Hi everyone, I was curious if someone could help me figure out how to delete the circled values in my table so that only the "normal weight, overweight, obese, and morbidity" columns are the only ones present in my table. I screenshot pictures of my code and output below. Please let me know if you have any questions and thank you in advance for helping me out, I really appreciate it.
Your screen shots are barely legible and can't quite read the circled output values.
BUT I am going to go out on a limb and guess that you created your BMI values of 1 to 4 with code like
if BMI le 24.9 then BMI=1;
else if 25 le BMI le 29.9 then BMI=2;
and so on. Which leaves gaps for values like 24.92 which is not in either of the intervals for Bmi class =1 or 2. So you get odd values outside of the explicit ranges that you coded for.

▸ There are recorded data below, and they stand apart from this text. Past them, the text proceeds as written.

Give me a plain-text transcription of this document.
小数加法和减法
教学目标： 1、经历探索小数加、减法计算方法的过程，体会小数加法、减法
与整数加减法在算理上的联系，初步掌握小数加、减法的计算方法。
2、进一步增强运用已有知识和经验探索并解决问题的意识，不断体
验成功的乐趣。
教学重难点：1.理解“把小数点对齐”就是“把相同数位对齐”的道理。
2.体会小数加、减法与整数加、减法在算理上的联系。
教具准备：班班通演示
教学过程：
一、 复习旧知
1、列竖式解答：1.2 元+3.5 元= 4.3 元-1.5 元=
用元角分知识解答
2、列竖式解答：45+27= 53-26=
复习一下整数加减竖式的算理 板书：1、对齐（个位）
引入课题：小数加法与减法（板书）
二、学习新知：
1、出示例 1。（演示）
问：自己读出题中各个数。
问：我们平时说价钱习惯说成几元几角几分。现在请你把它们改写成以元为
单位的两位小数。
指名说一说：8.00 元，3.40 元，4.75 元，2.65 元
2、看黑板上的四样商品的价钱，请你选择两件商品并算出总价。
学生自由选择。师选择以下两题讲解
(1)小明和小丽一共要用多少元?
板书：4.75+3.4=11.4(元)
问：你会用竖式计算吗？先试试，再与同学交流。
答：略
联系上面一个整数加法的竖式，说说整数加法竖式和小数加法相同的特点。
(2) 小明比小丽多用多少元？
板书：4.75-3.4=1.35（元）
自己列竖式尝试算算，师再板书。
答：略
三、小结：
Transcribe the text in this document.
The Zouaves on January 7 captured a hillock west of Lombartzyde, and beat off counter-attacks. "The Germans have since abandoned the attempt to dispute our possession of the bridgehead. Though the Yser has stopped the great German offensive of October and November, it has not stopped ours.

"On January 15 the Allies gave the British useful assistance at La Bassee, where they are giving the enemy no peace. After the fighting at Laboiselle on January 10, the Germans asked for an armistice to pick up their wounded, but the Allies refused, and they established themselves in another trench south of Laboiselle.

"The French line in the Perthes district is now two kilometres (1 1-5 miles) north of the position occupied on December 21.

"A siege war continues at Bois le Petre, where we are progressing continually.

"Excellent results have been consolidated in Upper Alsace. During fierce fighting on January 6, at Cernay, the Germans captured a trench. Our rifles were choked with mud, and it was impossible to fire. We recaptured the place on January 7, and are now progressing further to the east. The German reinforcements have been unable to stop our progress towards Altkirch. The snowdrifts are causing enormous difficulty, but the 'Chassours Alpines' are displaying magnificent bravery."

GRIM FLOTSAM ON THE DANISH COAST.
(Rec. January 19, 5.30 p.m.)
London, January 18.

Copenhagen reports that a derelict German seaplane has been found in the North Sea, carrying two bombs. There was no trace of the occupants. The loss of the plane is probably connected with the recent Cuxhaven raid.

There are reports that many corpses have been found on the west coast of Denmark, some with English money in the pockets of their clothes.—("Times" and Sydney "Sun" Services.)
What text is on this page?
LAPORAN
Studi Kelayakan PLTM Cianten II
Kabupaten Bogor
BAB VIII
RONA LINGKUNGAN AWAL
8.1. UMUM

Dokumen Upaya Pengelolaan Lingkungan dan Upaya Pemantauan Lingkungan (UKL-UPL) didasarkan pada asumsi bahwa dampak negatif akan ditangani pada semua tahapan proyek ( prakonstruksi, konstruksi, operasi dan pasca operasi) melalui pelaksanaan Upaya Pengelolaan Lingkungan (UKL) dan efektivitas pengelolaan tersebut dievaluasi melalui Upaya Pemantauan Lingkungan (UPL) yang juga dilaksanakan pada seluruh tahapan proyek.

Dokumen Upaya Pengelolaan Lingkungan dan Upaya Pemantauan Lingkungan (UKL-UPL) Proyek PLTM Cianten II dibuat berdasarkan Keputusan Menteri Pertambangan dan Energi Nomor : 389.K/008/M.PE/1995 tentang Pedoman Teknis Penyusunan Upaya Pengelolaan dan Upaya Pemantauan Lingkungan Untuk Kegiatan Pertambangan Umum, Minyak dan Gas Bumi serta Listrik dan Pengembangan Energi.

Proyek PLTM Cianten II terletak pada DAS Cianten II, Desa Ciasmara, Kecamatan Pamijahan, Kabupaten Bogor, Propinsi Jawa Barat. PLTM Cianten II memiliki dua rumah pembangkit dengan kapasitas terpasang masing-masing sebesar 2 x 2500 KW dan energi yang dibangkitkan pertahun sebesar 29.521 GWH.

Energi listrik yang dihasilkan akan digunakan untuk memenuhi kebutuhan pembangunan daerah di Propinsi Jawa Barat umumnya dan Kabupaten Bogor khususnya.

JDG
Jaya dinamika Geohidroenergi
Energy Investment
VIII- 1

Having worked with BMI more than once you can depending on your source be provided with up to 4 decimal places or calculated from height and weight directly have many more decimals in the result. So either Round you values to fit your code or use a proper format that includes the decimal values (My preference as the format then handles any "rounding" needed regardless of the precision of the BMI range provided.)
Instead of creating a category like that with a possibility of having to chase down ever smaller differences in decimal values then you should use a proper range on the values using the actual values.
Proc format; Value BMI 18.5< - 24.9= 'Normal Weight, BMI 18.5-24.9' 24.9< - 29.9= 'Overweight, BMI 25-29.9' 29.9< - 34.9= 'Obese, BMI 30-34.9' 34.9< - high= 'Morbidly Obese, BM ge 35' 0 < - 18.5= 'Underweight BMI<18.5' Run;
Yes, BMI has categories for underweight and you should consider them.
The < on ether side of - in the value list is an open interval 18.5< then means "any value greater than but not exactly equal to 18.5" falls in this interval.
I don't read screenshots, so please provide code and log as text using "insert sas code" and "insert code" buttons.To be able to help, it is most likely necessary to post an excerpt of the data you are using as data step using datalines.
And you will want to change the title of the topic to actually provide information about the problem you have.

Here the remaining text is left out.